Yesterday, several outlets, including the New York Times and Eater NY, reported that a Brooklyn waitress was fired from her job at Red Hook Tavern after she hesitated to get vaccinated. The restaurant had stipulated that its employees must get vaccinated, but Bonnie Jacobsen, the server, asked for more time to research how the vaccine would affect fertility. Speaking with the Times, she said, “I totally support the vaccine,” and that this one, specific concern was her only hang-up. Now, she is unemployed.
According to guidance from the Equal Employment Opportunity Commission, Red Hook Tavern’s policy is completely legal, as employers can have a qualification standard requiring that an employee “shall not pose a direct threat to the health or safety of individuals in the workplace.” (There are, of course, exemptions, including disability and religious beliefs, which would need to be explored on a case-by-case basis.) Either way, according to the Times, Red Hook Tavern’s owner Billy Durney says they’ve revised policies to make it clearer how employees can pursue an exemption from vaccination.
In fact, businesses can require vaccination of not only employees but also, business writer Andrew Ross Sorkin wrote in December, “in many cases, customers.” (Sorkin also argues that a mandate could be a “workplace benefit” making others more comfortable.) Also in December, NPR published an interview with Johnny Taylor Jr. of the Society for Human Resource Management who says, based on the EEOC’s guidance, “we’ll hear that more and more employers are seriously considering a mandate,” which he adds is typically “unheard of,” except in industries like health care.
However, many workers like Jacobsen have expressed some reluctance or unwillingness to get vaccinated, which is a problem if we want to actually end this pandemic. A number of restaurant workers I’ve spoken to have expressed hesitancy toward the vaccine, and business owners have also told me that they have employees who are hesitant or, as one person put it, “not onboard” with vaccination.
But even if vaccination requirements are allowed by law, they may create problems for owners. According to the Society for Human Resource Management, “If a significant portion of the workforce refuses to comply, the employer will be put in the very difficult position of either adhering to the mandate and terminating all of these employees, or deviating from the mandate for certain employees” — which could lead to discrimination lawsuits.

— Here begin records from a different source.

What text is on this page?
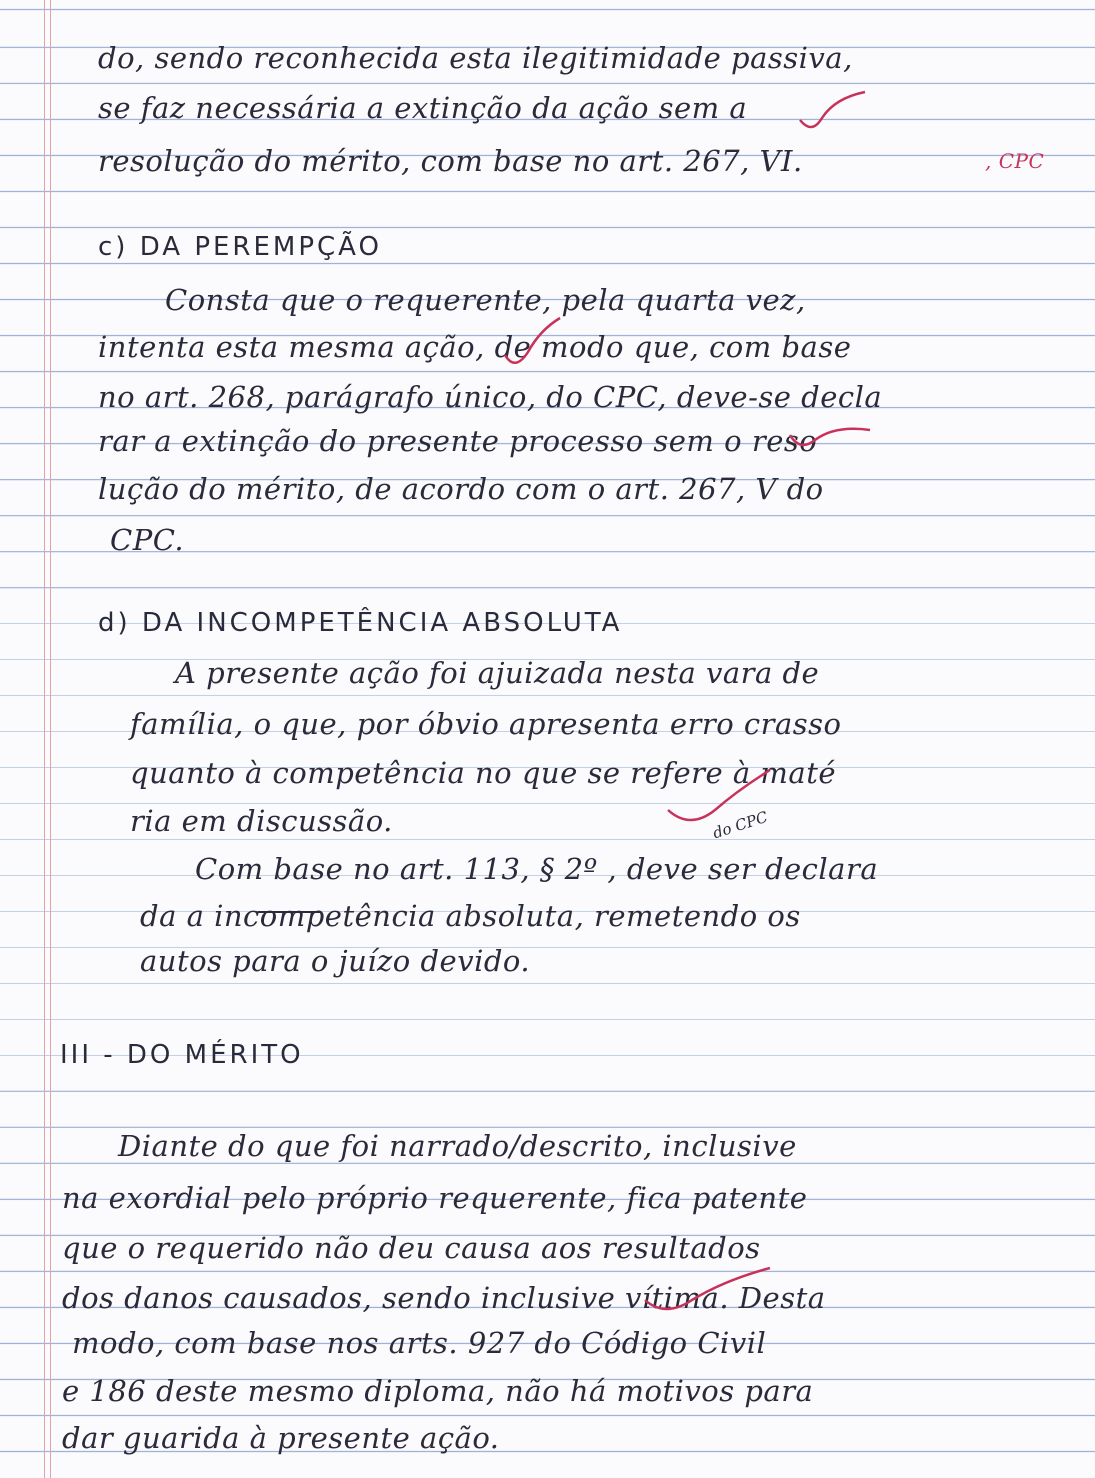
do, sendo reconhecida esta ilegitimidade passiva,
se faz necessária a extinção da ação sem a
resolução do mérito, com base no art. 267, VI.	, CPC
c) DA PEREMPÇÃO
Consta que o requerente, pela quarta vez,
intenta esta mesma ação, de modo que, com base
no art. 268, parágrafo único, do CPC, deve-se decla
rar a extinção do presente processo sem o reso
lução do mérito, de acordo com o art. 267, V do
CPC.
d) DA INCOMPETÊNCIA ABSOLUTA
A presente ação foi ajuizada nesta vara de
família, o que, por óbvio apresenta erro crasso
quanto à competência no que se refere à maté
ria em discussão.
Com base no art. 113, § 2º , deve ser declara
do CPC
da a incompetência absoluta, remetendo os
autos para o juízo devido.
III - DO MÉRITO
Diante do que foi narrado/descrito, inclusive
na exordial pelo próprio requerente, fica patente
que o requerido não deu causa aos resultados
dos danos causados, sendo inclusive vítima. Desta
modo, com base nos arts. 927 do Código Civil
e 186 deste mesmo diploma, não há motivos para
dar guarida à presente ação.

Employers may also feel an added emotional weight because of the dire state of the industry, and must take into account that if they fire an employee, they’ll be sending that person into a job market with a cripplingly high unemployment rate. (Those same employees have also likely been working fewer hours and making less money.)
Most of the abstaining employees have said that they simply want to be cautious — though one chef said she has no interest — and more recent polling shows that vaccine hesitancy is decreasing. Four owners who operate businesses in Manhattan, Brooklyn, and the Bronx say they won’t force those employees to get vaccinated, and that they’ll instead continue talking to them. “I’m going to try to have a conversation, you know?” one says.